Ornitoza – leczenie i profilaktyka
Ze względu na niespecyficzność pierwszych objawów, zdiagnozowanie ornitozy może być utrudnione, kiedy pacjent nie napomknie nic o kontaktach z ptactwem. Dostępne są jednak konkretne badania serologiczne, których obiektem jest materiał pobrany z dróg oddechowych, a także badania histopatologiczne, mające na celu wykrycie obecności makrofagów oraz wtrętów cytoplazmatycznych.

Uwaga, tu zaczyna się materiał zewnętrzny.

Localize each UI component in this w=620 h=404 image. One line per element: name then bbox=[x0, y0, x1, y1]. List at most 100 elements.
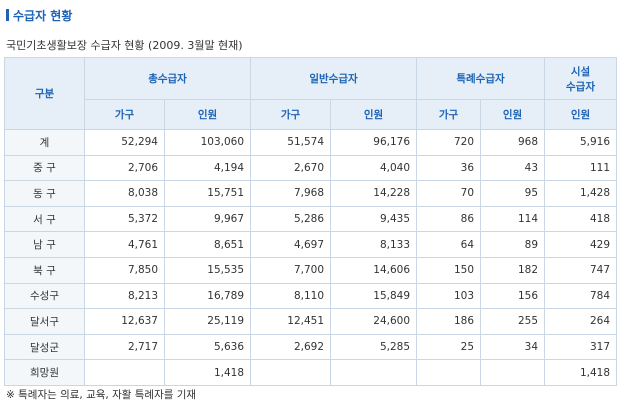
table-cell: 7,968 bbox=[250, 180, 332, 207]
table-cell: 12,637 bbox=[84, 308, 165, 335]
table-cell: 317 bbox=[544, 333, 618, 361]
table-cell: 2,670 bbox=[250, 154, 332, 182]
table-cell: 114 bbox=[480, 205, 546, 233]
header-facility-line1: 시설 bbox=[570, 65, 591, 78]
table-cell: 156 bbox=[480, 282, 546, 310]
row-label: 달성군 bbox=[4, 333, 85, 361]
table-cell: 429 bbox=[544, 231, 618, 258]
header-special-recipients: 특례수급자 bbox=[416, 57, 546, 100]
table-cell: 103,060 bbox=[163, 129, 252, 156]
row-label: 중 구 bbox=[4, 154, 85, 182]
table-cell bbox=[250, 359, 332, 386]
table-cell: 4,040 bbox=[330, 154, 418, 182]
table-cell: 968 bbox=[480, 129, 546, 156]
table-cell: 182 bbox=[480, 256, 546, 284]
table-cell: 5,285 bbox=[330, 333, 418, 361]
row-label: 북 구 bbox=[4, 256, 85, 284]
table-cell: 25 bbox=[416, 333, 482, 361]
table-cell: 15,751 bbox=[163, 180, 252, 207]
header-category: 구분 bbox=[4, 57, 85, 130]
table-cell: 4,761 bbox=[84, 231, 165, 258]
subheader-3: 인원 bbox=[330, 99, 418, 130]
table-cell: 16,789 bbox=[163, 282, 252, 310]
table-cell: 5,372 bbox=[84, 205, 165, 233]
subheader-0: 가구 bbox=[84, 99, 165, 130]
table-cell bbox=[330, 359, 418, 386]
row-label: 남 구 bbox=[4, 231, 85, 258]
table-cell: 14,606 bbox=[330, 256, 418, 284]
row-label: 희망원 bbox=[4, 359, 85, 386]
row-label: 서 구 bbox=[4, 205, 85, 233]
table-cell bbox=[480, 359, 546, 386]
row-label: 계 bbox=[4, 129, 85, 156]
table-cell: 7,700 bbox=[250, 256, 332, 284]
table-cell: 51,574 bbox=[250, 129, 332, 156]
table-cell: 784 bbox=[544, 282, 618, 310]
table-cell: 264 bbox=[544, 308, 618, 335]
table-cell bbox=[84, 359, 165, 386]
table-cell: 150 bbox=[416, 256, 482, 284]
table-cell: 14,228 bbox=[330, 180, 418, 207]
table-cell: 2,692 bbox=[250, 333, 332, 361]
table-cell: 64 bbox=[416, 231, 482, 258]
table-cell: 7,850 bbox=[84, 256, 165, 284]
table-cell: 8,110 bbox=[250, 282, 332, 310]
table-cell: 95 bbox=[480, 180, 546, 207]
table-cell: 15,535 bbox=[163, 256, 252, 284]
table-cell: 12,451 bbox=[250, 308, 332, 335]
row-label: 동 구 bbox=[4, 180, 85, 207]
subheader-5: 인원 bbox=[480, 99, 546, 130]
page-title-text: 수급자 현황 bbox=[13, 8, 73, 23]
row-label: 달서구 bbox=[4, 308, 85, 335]
table-cell: 86 bbox=[416, 205, 482, 233]
table-cell: 418 bbox=[544, 205, 618, 233]
table-cell: 5,636 bbox=[163, 333, 252, 361]
recipient-status-table: 구분 총수급자 일반수급자 특례수급자 시설 수급자 가구 인원 가구 인원 가구 인원 인… bbox=[4, 57, 618, 386]
table-cell: 24,600 bbox=[330, 308, 418, 335]
table-cell: 747 bbox=[544, 256, 618, 284]
table-caption: 국민기초생활보장 수급자 현황 (2009. 3월말 현재) bbox=[6, 39, 243, 52]
table-cell: 43 bbox=[480, 154, 546, 182]
table-row: 서 구 5,372 9,967 5,286 9,435 86 114 418 bbox=[4, 205, 618, 233]
header-total-recipients: 총수급자 bbox=[83, 57, 252, 100]
table-row: 달성군 2,717 5,636 2,692 5,285 25 34 317 bbox=[4, 333, 618, 361]
table-cell bbox=[416, 359, 482, 386]
table-cell: 9,435 bbox=[330, 205, 418, 233]
table-cell: 89 bbox=[480, 231, 546, 258]
footnote: ※ 특례자는 의료, 교육, 자활 특례자를 기재 bbox=[6, 389, 197, 401]
subheader-1: 인원 bbox=[163, 99, 252, 130]
row-label: 수성구 bbox=[4, 282, 85, 310]
table-cell: 15,849 bbox=[330, 282, 418, 310]
table-cell: 255 bbox=[480, 308, 546, 335]
table-cell: 4,194 bbox=[163, 154, 252, 182]
table-cell: 111 bbox=[544, 154, 618, 182]
title-bar-icon bbox=[6, 9, 9, 21]
table-row: 북 구 7,850 15,535 7,700 14,606 150 182 747 bbox=[4, 256, 618, 284]
header-general-recipients: 일반수급자 bbox=[250, 57, 418, 100]
table-cell: 103 bbox=[416, 282, 482, 310]
table-cell: 2,717 bbox=[84, 333, 165, 361]
table-cell: 5,286 bbox=[250, 205, 332, 233]
table-cell: 4,697 bbox=[250, 231, 332, 258]
table-body: 계 52,294 103,060 51,574 96,176 720 968 5,916 중 구… bbox=[4, 129, 618, 386]
table-cell: 8,651 bbox=[163, 231, 252, 258]
header-facility-line2: 수급자 bbox=[566, 80, 595, 93]
table-row: 남 구 4,761 8,651 4,697 8,133 64 89 429 bbox=[4, 231, 618, 258]
table-cell: 186 bbox=[416, 308, 482, 335]
table-cell: 1,418 bbox=[544, 359, 618, 386]
table-cell: 5,916 bbox=[544, 129, 618, 156]
subheader-4: 가구 bbox=[416, 99, 482, 130]
table-row: 희망원 1,418 1,418 bbox=[4, 359, 618, 386]
table-cell: 52,294 bbox=[84, 129, 165, 156]
subheader-2: 가구 bbox=[250, 99, 332, 130]
subheader-6: 인원 bbox=[544, 99, 618, 130]
table-cell: 96,176 bbox=[330, 129, 418, 156]
header-facility-recipients: 시설 수급자 bbox=[544, 57, 618, 100]
table-row: 중 구 2,706 4,194 2,670 4,040 36 43 111 bbox=[4, 154, 618, 182]
table-cell: 1,428 bbox=[544, 180, 618, 207]
table-cell: 8,213 bbox=[84, 282, 165, 310]
table-cell: 720 bbox=[416, 129, 482, 156]
table-cell: 34 bbox=[480, 333, 546, 361]
table-row: 수성구 8,213 16,789 8,110 15,849 103 156 784 bbox=[4, 282, 618, 310]
table-cell: 1,418 bbox=[163, 359, 252, 386]
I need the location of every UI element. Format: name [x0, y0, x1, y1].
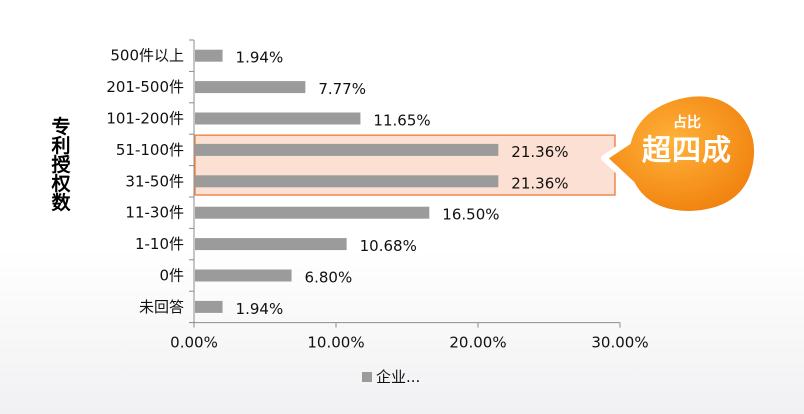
bar: [195, 300, 223, 313]
category-label: 51-100件: [116, 141, 184, 159]
legend-swatch: [362, 371, 372, 382]
x-tick-label: 30.00%: [591, 334, 648, 352]
bar: [195, 143, 499, 156]
category-label: 1-10件: [135, 235, 184, 253]
bar: [195, 112, 361, 125]
data-label: 11.65%: [373, 112, 430, 130]
data-label: 1.94%: [236, 49, 284, 67]
callout-bubble: [601, 90, 761, 217]
bar: [195, 269, 292, 282]
callout-big-text: 超四成: [641, 133, 732, 167]
data-label: 21.36%: [511, 174, 568, 192]
x-tick-label: 10.00%: [307, 334, 364, 352]
category-label: 500件以上: [110, 47, 184, 65]
bar: [195, 49, 223, 62]
x-tick-label: 0.00%: [170, 334, 218, 352]
callout-text: 占比 超四成: [628, 114, 746, 168]
legend-label: 企业...: [376, 368, 421, 386]
category-label: 11-30件: [125, 204, 184, 222]
x-tick-label: 20.00%: [449, 334, 506, 352]
category-label: 未回答: [139, 298, 184, 316]
bar: [195, 206, 430, 219]
category-label: 0件: [159, 267, 184, 285]
legend: 企业...: [362, 366, 420, 387]
data-label: 21.36%: [511, 143, 568, 161]
data-label: 16.50%: [442, 206, 499, 224]
callout-small-text: 占比: [673, 115, 701, 131]
bar: [195, 175, 499, 188]
category-label: 101-200件: [106, 110, 184, 128]
category-label: 201-500件: [106, 78, 184, 96]
category-label: 31-50件: [125, 172, 184, 190]
data-label: 7.77%: [318, 80, 366, 98]
data-label: 10.68%: [360, 237, 417, 255]
data-label: 6.80%: [305, 269, 353, 287]
y-axis-title: 专利授权数: [51, 116, 71, 214]
bar: [195, 238, 347, 251]
data-label: 1.94%: [236, 300, 284, 318]
bar: [195, 81, 306, 94]
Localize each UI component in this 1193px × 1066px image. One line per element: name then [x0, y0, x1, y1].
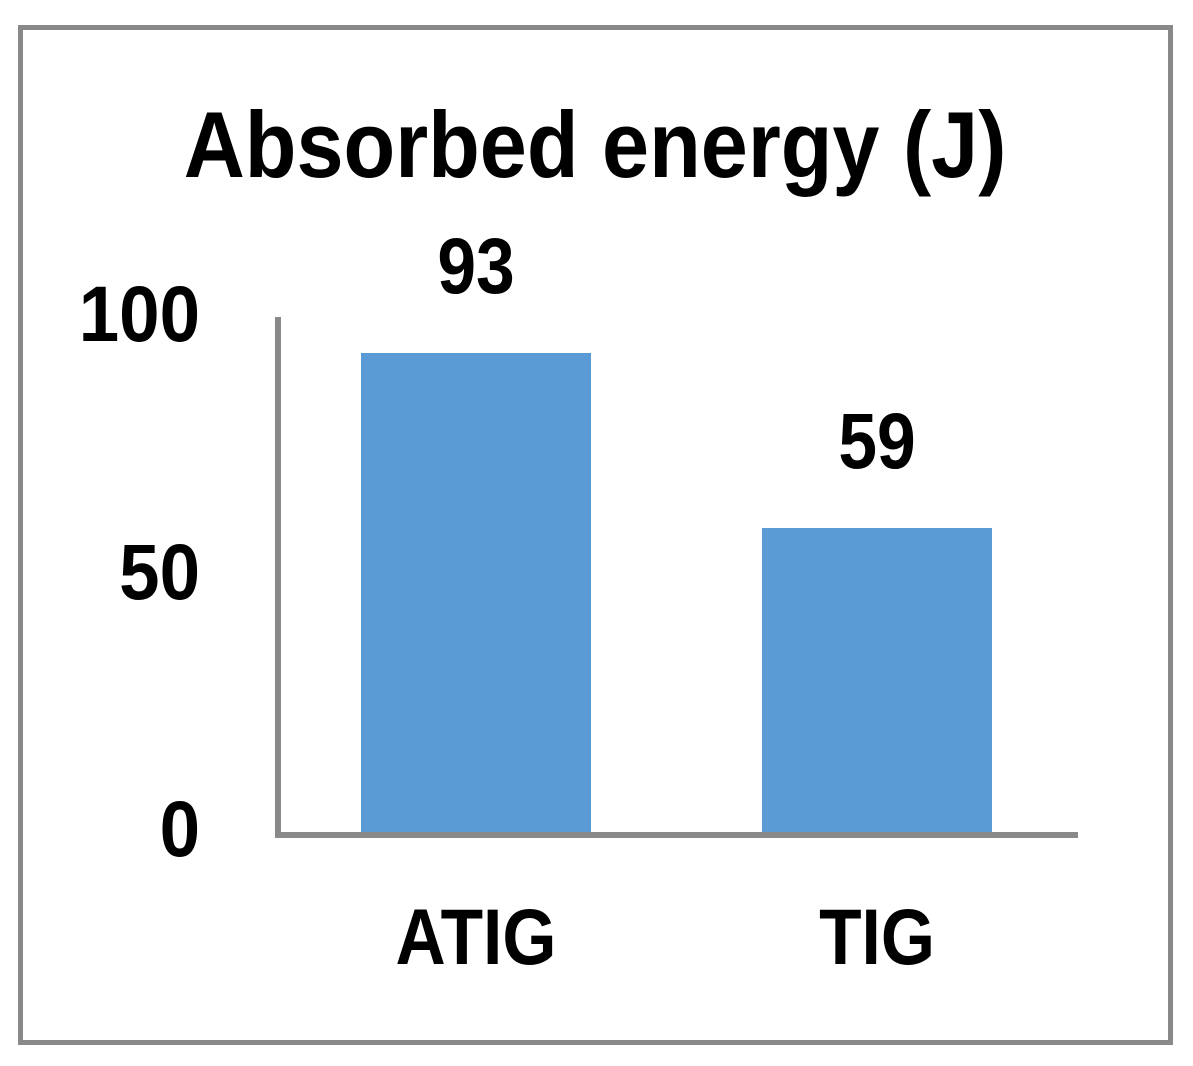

Badania te pozwalają też stwierdzić ewentualną obecność nieserowaciejącej ziarniny, jak i również wzrost zmian przeciwciał. Dopiero takie badania, w zespół z ogólnymi objawami, dają podstawę pod trafną diagnozę i wdrożenie prawidłowego leczenia. Kiedy przypadek ornitozy jest przypadkiem lekkim, chory przyjmuje antybiotyki z grupy tetracyklin – w razie uczulenia lub słabej tolerancji, zastępuje je erytromycyna.
Osoby dotknięte ciężkim przebiegiem ornitozy lub obarczone powikłaniami obejmowane są hospitalizacją, a wówczas antybiotyki podawane są im dożylnie. Kiedy miną już 3 tygodnie przyjmowania antybiotyku, prawdopodobieństwo nawrotu ornitozy zmniejsza się. Aby jak najskuteczniej uniknąć wszystkich opisanych nieprzyjemności, należy bezwzględnie przestrzegać zasad higieny. Nacisk na profilaktykę powinny położyć przede wszystkim ci, których praca nieodzownie łączy się z ptactwem.
Osoby takie powinny stosować specjalne ubrania ochronne, włączając w to jednorazowe maseczki chroniące nos i usta. Obowiązkiem hodowców ptaków jest systematyczne mycie i sprzątanie ptasich klatek, by odchody nie zalegały w nich za długo. Obowiązkowe jest oczywiście także mycie rąk po każdorazowym kontakcie z ptakami i/lub ich odchodami.